Lifelong Responsibilities of Birthparents, Adoptive Parents, and Adoptees 
The Birthparents
Relinquishment should not end the role of a birthparent. Birthmothers are responsible not only for providing careful and continuous nurturing before birth, but also for supplying ongoing emotional support to the adoptee following relinquishment. We know, from years of experience in counseling and psychotherapy of adoptees, that feelings of initial rejection and abandonment may cause emotional and psychological problems. Being told by an adoptive parent that one was given up out of love may be a poor palliative for children who feel that anyone who loved them would not have deserted them. Birthparents have a responsibility to let the children they relinquished know that they continue to care about them and are concerned about their well-being.
Birthparents can show this support for a child in many ways. A card, gift, letter, telephone call, or photograph each year on the child's birthday can demonstrate that the child's special day is important to the birthparent. Remembrances of this kind indicate that the child is not ignored, forgotten, or unloved.

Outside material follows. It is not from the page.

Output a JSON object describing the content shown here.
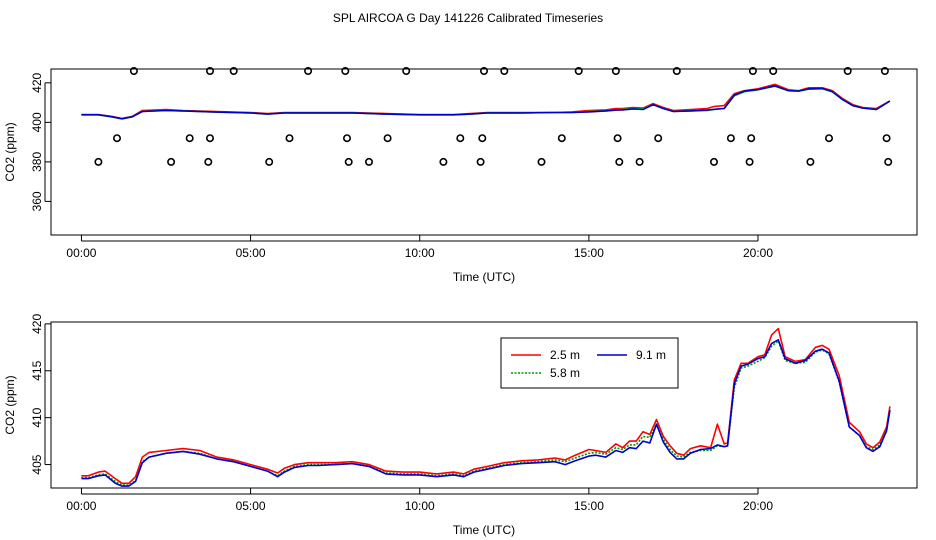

Birthparents may feel that continued contact with their child and the adoptive family is painful and brings back difficult memories; however, birthparents need to understand how important they are to the well-being of their child. Other responsibilities and obligations include providing ongoing medical and social information and being available to both child and adoptive parents as needed.
Adoptive Parents
Adoptive parents share in this obligation to help in the adjustment of the adoptee. Acknowledging that adoption is different from having a child born into the family is an important step toward being successful parents. Adoptive parents must accept the dual identity in their adopted child's life and recognize the continuing importance of the birthparents' contribution to their child's self-concept. Adoptive parents must realize that, no matter how compelling and understandable the facts surrounding the adoption are, the adoptive child may still feel rejected and unworthy. Adoptive parents must work in partnership with birthparents to provide the child with a healthy identity and self-image. To achieve this goal, the birthparents and adoptive parents must each respect the other's role in the child's life and feel comfortable with and trusting of one another. Prospective parents should not adopt unless they feel able to deal with all of the complexities inherent in this kind of parenting. Finally, adoptive parents have a continuing responsibility to share vital information about the child, such as descriptions of serious medical problems and news about a death in the family, with birthparents. Adoptive parents also should help maintain contact between the adopted child and siblings and other significant relatives.
In some ways, adoptees are the victims in the adoption triangle. Others made decisions for and about them. They had no role in being conceived, born, relinquished, and placed for adoption. However, as they move out of their childhood into maturity, they should assert certain rights and assume certain responsibilities. Adoptees who are growing up with knowledge of two sets of parents should be encouraged to gain knowledge about adoption and to explore ways of understanding their dual identity and its impact on them. Adoption is one aspect of their being which needs to be woven into the fabric of their lives.